The method 700 may start at step 702. At step 704, the method 700 may include providing the compressor 110 and the storage tank 104. At step 706, the method 700 may include attaching or sinking the compressor 110 into the storage tank 104, as described above.

At step 708, the method 700 may end.

In the above disclosure, reference has been made to the accompanying drawings, which form a part hereof, which illustrate specific implementations in which the present disclosure may be practiced. It is understood that other implementations may be utilized, and structural changes may be made without departing from the scope of the present disclosure. References in the specification to “one embodiment,” “an embodiment,” “an example embodiment,” etc., indicate that the embodiment described may include a particular feature, structure, or characteristic, but every embodiment may not necessarily include the particular feature, structure, or characteristic. Moreover, such phrases are not necessarily referring to the same embodiment. Further, when a feature, structure, or characteristic is described in connection with an embodiment, one skilled in the art will recognize such feature, structure, or characteristic in connection with other embodiments whether or not explicitly described.

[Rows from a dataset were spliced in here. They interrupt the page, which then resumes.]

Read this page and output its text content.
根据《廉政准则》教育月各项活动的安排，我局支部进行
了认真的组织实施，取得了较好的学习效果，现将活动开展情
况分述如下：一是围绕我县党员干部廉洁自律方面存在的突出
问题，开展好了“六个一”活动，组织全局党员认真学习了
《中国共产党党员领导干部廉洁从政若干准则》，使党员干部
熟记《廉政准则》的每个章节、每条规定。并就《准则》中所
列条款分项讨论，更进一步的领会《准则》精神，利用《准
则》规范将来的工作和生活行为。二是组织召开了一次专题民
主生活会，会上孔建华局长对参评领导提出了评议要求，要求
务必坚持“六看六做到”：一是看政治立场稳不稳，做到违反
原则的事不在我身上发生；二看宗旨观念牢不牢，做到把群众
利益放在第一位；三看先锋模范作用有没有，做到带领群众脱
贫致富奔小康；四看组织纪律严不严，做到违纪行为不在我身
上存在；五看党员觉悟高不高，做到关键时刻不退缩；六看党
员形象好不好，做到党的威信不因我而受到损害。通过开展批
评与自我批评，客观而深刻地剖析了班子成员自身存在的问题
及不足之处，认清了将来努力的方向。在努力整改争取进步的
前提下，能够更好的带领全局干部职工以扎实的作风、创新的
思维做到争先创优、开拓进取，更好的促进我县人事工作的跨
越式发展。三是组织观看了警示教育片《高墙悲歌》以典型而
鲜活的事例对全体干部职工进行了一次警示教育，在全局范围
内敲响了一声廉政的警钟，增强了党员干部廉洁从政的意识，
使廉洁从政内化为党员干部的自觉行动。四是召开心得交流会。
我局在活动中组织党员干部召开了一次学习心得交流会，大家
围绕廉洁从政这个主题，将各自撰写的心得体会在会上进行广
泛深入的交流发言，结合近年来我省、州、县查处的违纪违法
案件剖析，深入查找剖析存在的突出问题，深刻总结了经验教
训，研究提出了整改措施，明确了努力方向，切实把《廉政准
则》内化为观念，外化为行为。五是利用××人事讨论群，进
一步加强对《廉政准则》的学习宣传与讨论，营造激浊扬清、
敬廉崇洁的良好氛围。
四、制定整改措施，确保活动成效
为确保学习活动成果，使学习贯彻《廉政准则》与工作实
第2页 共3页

It should also be understood that the word “example” as used herein is intended to be non-exclusionary and non-limiting in nature. More particularly, the word “example” as used herein indicates one among several examples, and it should be understood that no undue emphasis or preference is being directed to the particular example being described.

With regard to the processes, systems, methods, heuristics, etc. described herein, it should be understood that, although the steps of such processes, etc. have been described as occurring according to a certain ordered sequence, such processes could be practiced with the described steps performed in an order other than the order described herein. It further should be understood that certain steps could be performed simultaneously, that other steps could be added, or that certain steps described herein could be omitted. In other words, the descriptions of processes herein are provided for the purpose of illustrating various embodiments and should in no way be construed so as to limit the claims.

Accordingly, it is to be understood that the above description is intended to be illustrative and not restrictive. Many embodiments and applications other than the examples provided would be apparent upon reading the above description. The scope should be determined, not with reference to the above description, but should instead be determined with reference to the appended claims, along with the full scope of equivalents to which such claims are entitled. It is anticipated and intended that future developments will occur in the technologies discussed herein, and that the disclosed systems and methods will be incorporated into such future embodiments. In sum, it should be understood that the application is capable of modification and variation.

All terms used in the claims are intended to be given their ordinary meanings as understood by those knowledgeable in the technologies described herein unless an explicit indication to the contrary is made herein. In particular, use of the singular articles such as “a,” “the,” “said,” etc., should be read to recite one or more of the indicated elements unless a claim recites an explicit limitation to the contrary. Conditional language, such as, among others, “can,” “could,” “might,” or “may,” unless specifically stated otherwise, or otherwise understood within the context as used, is generally intended to convey that certain embodiments could include, while other embodiments may not include, certain features, elements, and/or steps. Thus, such conditional language is not generally intended to imply that features, elements, and/or steps are in any way required for one or more embodiments.